About David Bentley Hart
Leaves in the Wind is devoted to all the things I have been writing about for years—World Literature; Religion, East and West; Philosophy (with a current emphasis on philosophy of mind); Theology; Metaphysics; Culture; Music; The Visual, Plastic, and Dramatic Arts, including Cinema; Baseball, including an obsessive veneration of Frank Robinson; Asian Arts, Languages, Literatures, Philosophies, and Religions; Japanese Aesthetics; Why Frank Robinson was the greatest player in the history of the game; Political Theory; Romanticism; Crab Cakes; Why there should be a national monument to Frank Robinson; The Sciences; Obscure Books; Philosophical Idealism; and so on.

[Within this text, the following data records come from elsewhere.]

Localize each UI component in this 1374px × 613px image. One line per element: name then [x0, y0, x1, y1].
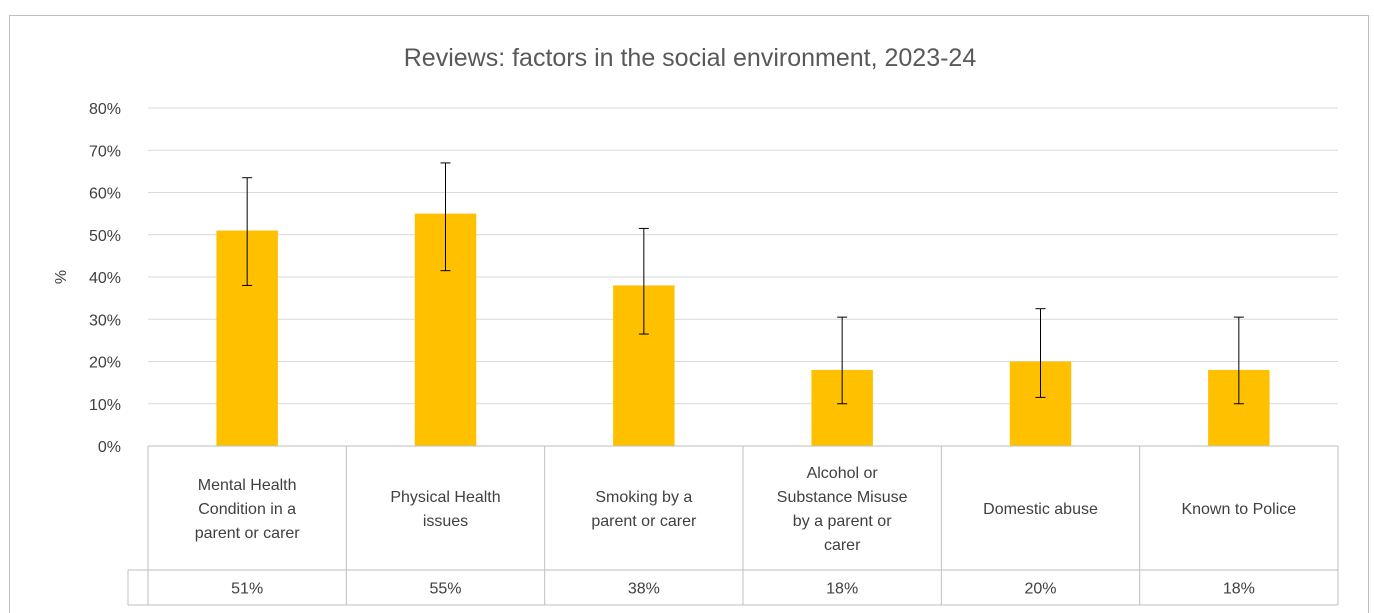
category-label: Domestic abuse — [983, 501, 1098, 518]
bars — [216, 213, 1270, 446]
chart-frame — [9, 15, 1369, 613]
y-tick-label: 80% — [89, 101, 121, 118]
category-label: Alcohol or — [807, 465, 879, 482]
y-tick-label: 50% — [89, 228, 121, 245]
y-tick-label: 0% — [98, 439, 121, 456]
y-axis-ticks: 0% 10% 20% 30% 40% 50% 60% 70% 80% — [89, 101, 121, 456]
category-label: by a parent or — [793, 513, 892, 530]
category-label: issues — [423, 513, 468, 530]
gridlines — [148, 107, 1338, 405]
category-label: carer — [824, 537, 861, 554]
y-tick-label: 10% — [89, 397, 121, 414]
data-label: 18% — [1223, 581, 1255, 598]
data-label: 55% — [429, 581, 461, 598]
y-tick-label: 30% — [89, 312, 121, 329]
category-label: Physical Health — [390, 489, 500, 506]
chart-title: Reviews: factors in the social environme… — [404, 44, 977, 72]
category-label: parent or carer — [195, 525, 301, 542]
data-label: 20% — [1024, 581, 1056, 598]
category-label: Mental Health — [198, 477, 297, 494]
error-bars — [242, 162, 1244, 405]
category-label: Substance Misuse — [777, 489, 908, 506]
category-label: parent or carer — [591, 513, 697, 530]
category-label: Known to Police — [1181, 501, 1296, 518]
category-label: Condition in a — [198, 501, 296, 518]
data-label: 51% — [231, 581, 263, 598]
data-label: 38% — [628, 581, 660, 598]
y-tick-label: 20% — [89, 355, 121, 372]
y-tick-label: 60% — [89, 186, 121, 203]
data-table: Mental Health Condition in a parent or car… — [127, 445, 1339, 606]
y-tick-label: 40% — [89, 270, 121, 287]
y-tick-label: 70% — [89, 143, 121, 160]
category-label: Smoking by a — [595, 489, 692, 506]
y-axis-label: % — [53, 270, 70, 284]
data-label: 18% — [826, 581, 858, 598]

As ever, I write in various forms—essays, short stories, long disquisitions, dramatic dialogues, poems, satires, conversations with Roland, or whatever else takes my fancy. I make every effort to be as diverting as possible without becoming merely facetious, and as reflective as possible without becoming merely ponderous. New material appears more or less weekly. One regular feature is devoted to great but largely unknown works of literature. This follows from an article of mine that has proved more popular than I could have anticipated, “Books from a Vanished Library,” which also served as the introduction to my collection The Dream-Child’s Progress.